– Как же, милая. Вон на том бугорке он сидел. Я утром вышла часов эдак в семь, гляжу – сидит мужчина и две бутылки возле него. Ну, думаю, мало ли тут кто отдыхает на воздухе да на травке. Пошла шишиться на огород. Часа два прошишилась: продергала морковку, подвязала помидоришки, гляжу – а он все сидит. Ну, думаю, сиди, сиди. Только вижу, не просто сидит, а плачет. Эк, думаю, сердешный. Или обида какая, или, может, жена прогнала, или так себе – от винища. В третий раз из дому вышла после обеда. Значит, еще часа четыре прошло. Он все сидит и плачет. Сходить бы, думаю, к нему. Да ведь, милая, всякий у нас в городе народ-то пребывает. Ведь на какого пьяного нападешь. Потом вскоре товарняк прошел. Я поглядела, а на путях – людей, людей, толпа, и внове бегут. Я тоже, старая, потрусила. А его уж, сердешного, на носилках к машине поволокли. Не успела я, старая грешница, в лицо заглянуть. Запомнила только, что – кровища. И на шпалах, и на железе, и на траве, как есть все облито, словно из ведра расплескали.
– Да ты почему, старая, знаешь, что это он?– закричала Анна, как в безумстве.
– Окстись, окстись скорее, милая. Осени себя крестным знамением. Да разве я тебе говорила, да разве знаю, кто это был? Мало ли тут народу. Город. Два заводища. Да станция – проходной двор. Что видела, то и говорю. А насчет чего другого – надо тебе, милая, в городскую моргу.
В морге Анне показали желтые, почти совсем не ношенные ботинки, и она грохнулась без памяти на цементный жесткий пол.
Вот что случилось у нас недели две назад. Василия раскопали, конечно, привезли в село и похоронили с районной музыкой. Каждый принимал какое-нибудь душевное участие в этой истории еще до ее развязки. Каждый пришел и на похороны. Отголосили, отпричитали. Земляничная, хвойная, ромашковая тишина снова установилась над маленьким, в елочках да сосенках спрятавшимся кладбищем. Тропинка к нему узкая, торная в сухую погоду белая, а в дождичек глинисто-красная среди мелкой зеленой травы.
Старуха шла впереди меня по этой тропинке в галошах на толстые шерстяные носки. Галоши были велики. Они, может быть, и спадали бы, если бы пешеходка приподымала ноги. Но она двигала ногами по земле, шмыгала ими на полступни. Мне нужно было либо останавливаться, либо обгонять.
Я думал, что, увидев меня, постороннего человека, узнав, что ее слушают, старуха смутится, перестанет причитать и выть. Но бредущая к могиле не обратила на меня ровно никакого внимания. Она продолжала разговаривать с сыном:
– Иду вот. Миленький ты мой. Неужели ты подумал, я к тебе не приду? Каково тебе было не видеть меня, когда опускали в сырую землю. Каково тебе было, миленький ты мой. Иду, иду к тебе. Немного осталось. Подожди, потерпи, миленький ты мой.
Я далеко обогнал плачущую женщину и первым вошел в сосенки.

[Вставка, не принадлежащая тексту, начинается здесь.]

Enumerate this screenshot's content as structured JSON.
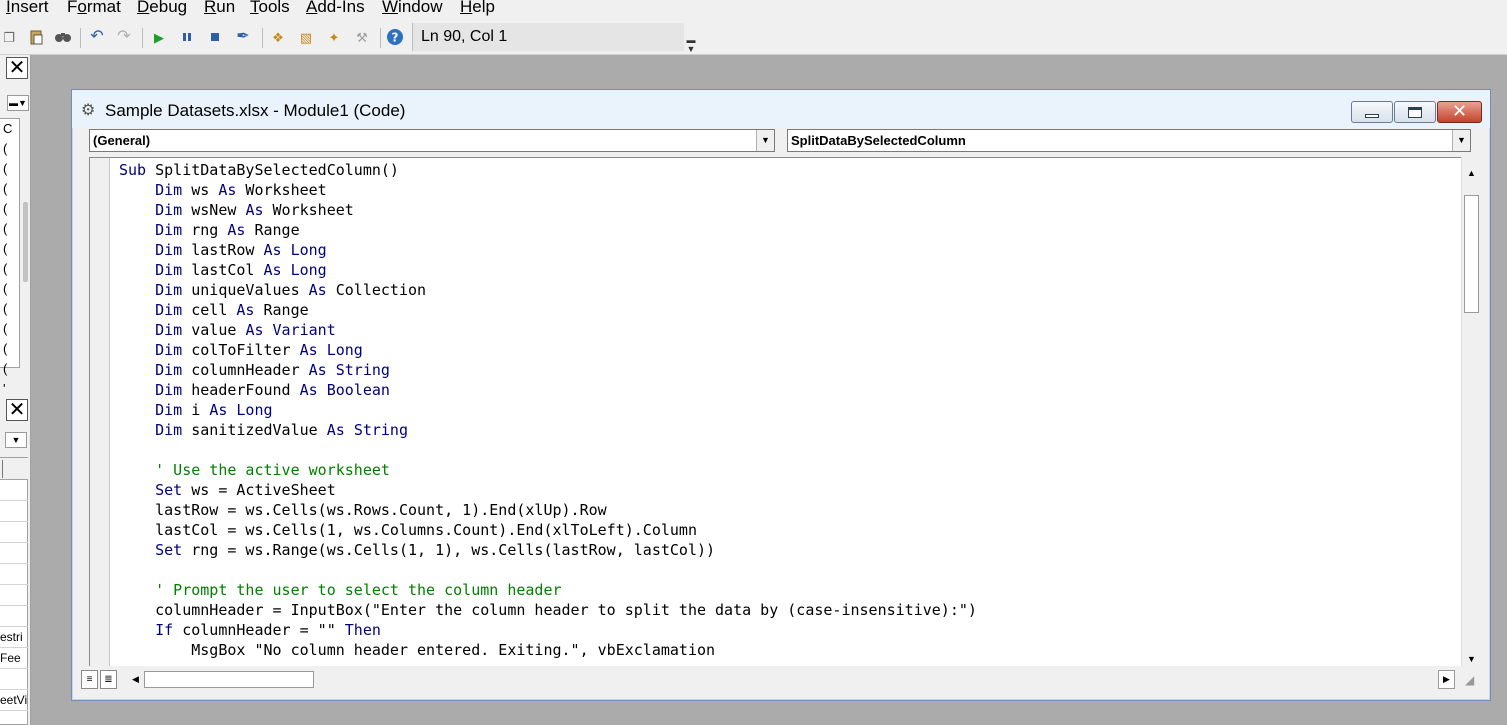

Меня обдало тем настоем смолы, хвои, земляники, горьковатых каких-то трав, перегретого мха и солнечной сухости, который держится только в летний полдень, именно в таких вот небольших, прогреваемых солнцем лесочках. В матером бору, наверно, было бы иначе.
На крохотной полянке, сплошь заросшей розовыми кошачьими лапками, я опрокинулся навзничь, раскинул руки, и лесная тишина вновь устоялась надо мной, как устаивается вода после брошенного в тихий омут камня.
Я лежал так довольно долго. Впечатления от только что прочитанной книги и от только что услышанных материнских причитаний странно перепутывались у меня в голове. Нет, я согласен на всеобщую великую гармонию, если останутся, конечно, такие вот сосновые островки, пусть даже вблизи человеческих, дорогих нам могил. Волнует другое. Вдруг получится так, что все будут довольны, просветленно радостны, торжественно и стерильно разумны, а у меня – слеза. Изобретем ли мы какой-нибудь облучающий агрегат, какой-нибудь там генератор счастья, который мог бы аннулировать, ликвидировать и, более того, профилактически предупредить мою глупую, пошлую, отсталую, мою консервативную слезу? Потому что, если у меня слеза да у другого слеза, получаются – слезы. А если слезы, где же всеобщая гармония?